If I have nothing to hide, you have no reason to search me
It's already illegal to carry a knife of any nontrivial size in most places. This just makes it illegal to have in your kitchen as well.
Socialism: a lie told by totalitarians and believed by fools.
Every day when I drive to and from work I'm surrounded by people who can kill or severely injure with the weapons they are holding. Some of them are clearly crazy! Somehow I'm not dead yet.
Perhaps you missed the point (so to speak) that England did the experiment. Banning guns did not reduce the danger of being assaulted by a thug with a weapon, it merely made it impossible for the weak to defend themselves when it happens. This isn't a theoretical discussion.
Socialism: a lie told by totalitarians and believed by fools.
There is another great benefit that I haven't heard mentioned yet: I was on a 5 hour flight last week, and it was VERY convenient to take the DS, with the ezFlash card in it, and be able to play a variety of different titles on a whim. No carrying extra game cards, no fiddling with cases, everything just contained in one unit. Very convenient, and I would hope legal, if you own the games that you pack onto your SD card!

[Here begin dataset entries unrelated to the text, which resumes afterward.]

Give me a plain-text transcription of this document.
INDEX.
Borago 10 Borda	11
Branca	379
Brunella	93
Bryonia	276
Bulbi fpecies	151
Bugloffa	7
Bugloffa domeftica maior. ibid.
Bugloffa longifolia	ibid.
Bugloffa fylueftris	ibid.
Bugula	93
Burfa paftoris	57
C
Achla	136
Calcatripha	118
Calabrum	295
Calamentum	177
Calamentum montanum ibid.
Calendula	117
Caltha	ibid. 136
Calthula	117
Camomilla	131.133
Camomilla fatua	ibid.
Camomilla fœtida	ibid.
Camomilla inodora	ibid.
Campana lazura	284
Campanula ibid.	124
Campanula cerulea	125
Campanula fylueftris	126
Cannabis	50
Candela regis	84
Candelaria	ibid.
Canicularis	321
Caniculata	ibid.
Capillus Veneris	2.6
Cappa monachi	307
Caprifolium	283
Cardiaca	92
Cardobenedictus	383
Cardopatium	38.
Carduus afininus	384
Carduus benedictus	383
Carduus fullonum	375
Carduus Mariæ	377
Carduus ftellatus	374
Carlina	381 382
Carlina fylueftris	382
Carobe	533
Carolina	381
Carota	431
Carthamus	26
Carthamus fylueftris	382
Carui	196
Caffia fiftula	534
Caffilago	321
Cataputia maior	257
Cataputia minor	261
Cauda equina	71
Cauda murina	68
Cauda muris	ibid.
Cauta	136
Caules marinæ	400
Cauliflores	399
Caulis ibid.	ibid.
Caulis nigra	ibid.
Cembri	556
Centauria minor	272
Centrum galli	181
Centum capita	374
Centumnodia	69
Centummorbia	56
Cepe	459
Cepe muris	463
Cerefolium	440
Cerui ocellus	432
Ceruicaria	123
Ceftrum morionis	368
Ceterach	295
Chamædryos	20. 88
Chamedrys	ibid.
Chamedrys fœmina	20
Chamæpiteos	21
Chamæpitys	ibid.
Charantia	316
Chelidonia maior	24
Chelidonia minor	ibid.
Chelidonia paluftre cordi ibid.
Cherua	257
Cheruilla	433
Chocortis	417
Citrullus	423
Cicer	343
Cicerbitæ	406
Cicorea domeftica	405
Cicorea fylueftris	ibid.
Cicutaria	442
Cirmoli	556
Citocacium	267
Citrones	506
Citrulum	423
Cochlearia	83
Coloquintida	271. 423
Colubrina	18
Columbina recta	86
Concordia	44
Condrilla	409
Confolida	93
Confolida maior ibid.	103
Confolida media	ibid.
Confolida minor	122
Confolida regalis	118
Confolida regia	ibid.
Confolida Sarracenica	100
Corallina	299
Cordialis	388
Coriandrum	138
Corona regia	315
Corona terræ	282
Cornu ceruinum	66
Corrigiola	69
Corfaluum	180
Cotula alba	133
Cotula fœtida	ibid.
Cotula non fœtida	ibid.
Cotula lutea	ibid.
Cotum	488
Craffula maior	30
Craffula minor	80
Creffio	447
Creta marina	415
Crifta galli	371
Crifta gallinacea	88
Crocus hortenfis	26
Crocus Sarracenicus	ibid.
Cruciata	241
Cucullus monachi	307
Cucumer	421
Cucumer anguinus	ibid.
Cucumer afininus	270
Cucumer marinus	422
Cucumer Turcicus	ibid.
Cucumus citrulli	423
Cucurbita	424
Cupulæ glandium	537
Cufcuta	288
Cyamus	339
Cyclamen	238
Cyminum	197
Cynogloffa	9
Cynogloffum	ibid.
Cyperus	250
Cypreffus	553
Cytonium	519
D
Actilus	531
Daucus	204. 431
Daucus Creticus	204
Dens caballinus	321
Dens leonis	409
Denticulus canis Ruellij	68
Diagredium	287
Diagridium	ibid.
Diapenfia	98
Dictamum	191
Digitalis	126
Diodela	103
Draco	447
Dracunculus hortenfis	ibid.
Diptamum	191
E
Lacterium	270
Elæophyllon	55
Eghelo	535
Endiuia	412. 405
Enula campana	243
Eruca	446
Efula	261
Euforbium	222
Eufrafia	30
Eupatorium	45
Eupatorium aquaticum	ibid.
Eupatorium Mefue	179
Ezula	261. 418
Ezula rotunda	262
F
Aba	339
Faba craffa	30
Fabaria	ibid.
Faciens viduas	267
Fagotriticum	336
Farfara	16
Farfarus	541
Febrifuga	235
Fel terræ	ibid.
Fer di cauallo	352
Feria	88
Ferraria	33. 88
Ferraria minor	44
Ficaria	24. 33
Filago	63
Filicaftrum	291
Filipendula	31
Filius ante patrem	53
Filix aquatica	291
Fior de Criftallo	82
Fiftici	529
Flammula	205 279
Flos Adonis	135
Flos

What counts as "substantial"? 1% of use? 5% of use? 25%?
It probably isn't a percentage of use, but rather whether or not there are similar alternatives. The courts have found that people have a fair-use right to time-shift content and there is no other way to do this other than recording it. And you can't take away one person's fair-use right in an effort to protect another person's copyright.
Does it count as a "substantial non-infringing use"? In all probability, no.
Are there any other ways to make DS applications? If not, they at least have an argument. If they had followed the same logic, the right to be an independent developer would outweigh the right to block people from making illegitimate copies.
Knuckles! We can surgically remove every male infant's knuckles at birth to render them inefficient at striking things or other people with their fists.
While we're at it elbow and knee reduction surgery could be done to soften the blows from those parts of the body. Maybe we could add in squishy silicone implants and make it a crime to remove them.
Of course we better make sure that all of those date-rape drugs and knives and guns are off the market, because even a boy with surgically removed knuckles and blow-softening elbow and knee implants can still rob a store or rape a lady with one of those implements.
While we're at it, why don't we just pop everyone's brain out of their body at birth, and slip into a robot that is very interactive but ultimately incapable of any form of sabotage, betrayal, or violence towards other robots of it's type? That would reduce violent crime right?
Then again maybe taking an infant's brain out of it's head at birth is a violent crime itself. Point being, you have a point, you can never end violence. "Nothing ever ends," in the words of the Doc, and any attempt to ultimately end it will ultimately end up being as barbaric as the original violence it attempted to end.
Pretty soon we're all going to be lobotomized at birth so that we shuffle into the slaughterhouse more obediently like so many cattle.